Supposedly, the language field should only accept language codes matching either xx or xx-xx* formats.

However, the pattern seems to be matching other strings as well (e.g., "spanish").

Nonetheless, why is Citoid returing "spanish" for some sources? See for example https://www.elpais.com.uy/mundo/relato-esposa-fiscal-paraguayo-marcelo-pecci-asesinado-colombia.html

Event Timeline

The pattern used in our code comes from Citoid's fixLang: /^[a-z]{2}(?:-?[a-z]{2,})*$/i. I mistakenly thought it meant codes matching the xx or xx-xx* formats, but of course I was wrong.

On the other hand, the language parameter of the Cite web citation template (for example) accepts "either the ISO 639 language code (preferred) or the full language name".

In fact, there is a list here of the values it and other CS1/2 citation templates accept.

Note that there are some values that, although valid for CS1/2 templates' language parameter, would not pass Citoid validation. For example, abq-latn, or es-419. We may have to report this to Citoid.

What should we do in Web2Cit?

  • Should we continue using the same pattern as Citoid's fixLang but change the documentation accordingly?
  • Should we accept any non-empty string, but warn users that only values in the list above will be recognized by Wikipedia?
  • Should we validate against the full list of languages supported by CS1/2 templates?

Note that there are some values that, although valid for CS1/2 templates' language parameter, would not pass Citoid validation. For example, abq-latn, or es-419. We may have to report this to Citoid.

Added comment here: T93561

Should we continue using the same pattern as Citoid's fixLang but change the documentation accordingly?

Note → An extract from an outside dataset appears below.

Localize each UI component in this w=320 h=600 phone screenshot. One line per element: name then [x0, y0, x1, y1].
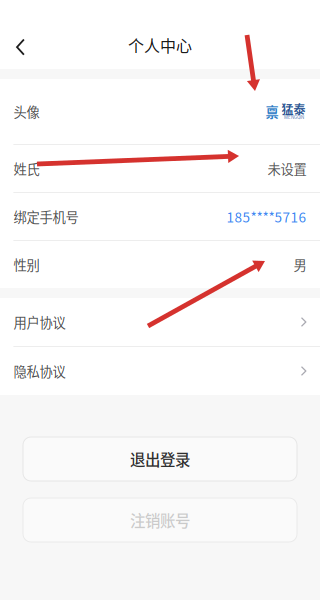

Because using language codes is recommended, we could make our validation stricter than Citoid's and accept language codes only. However, we probably don't want to do this until we find a way to convert Citoid-valid languages into Web2Cit-valid ones (T312110), to prevent fallback template from failing.

Should we accept any non-empty string, but warn users that only values in the list above will be recognized by Wikipedia?

Being less strict than Citoid may work, and would support Wikipedia-valid languages not supported by Citoid (see above).

...the language parameter of the Cite web citation template (for example) accepts "either the ISO 639 language code (preferred) or the full language name" ... there is a list here of the values it and other CS1/2 citation templates accept.

BTW, tried this today and couldn't get templates Cite web or Cite news throw an error if supposedly unsupported values were used in the corresponding language fields.

diegodlh claimed this task.

Flexibilized language validation pattern as "any non-empty string" in w2c-core's 760b8159.

Updated Fields documentation on-wiki as well.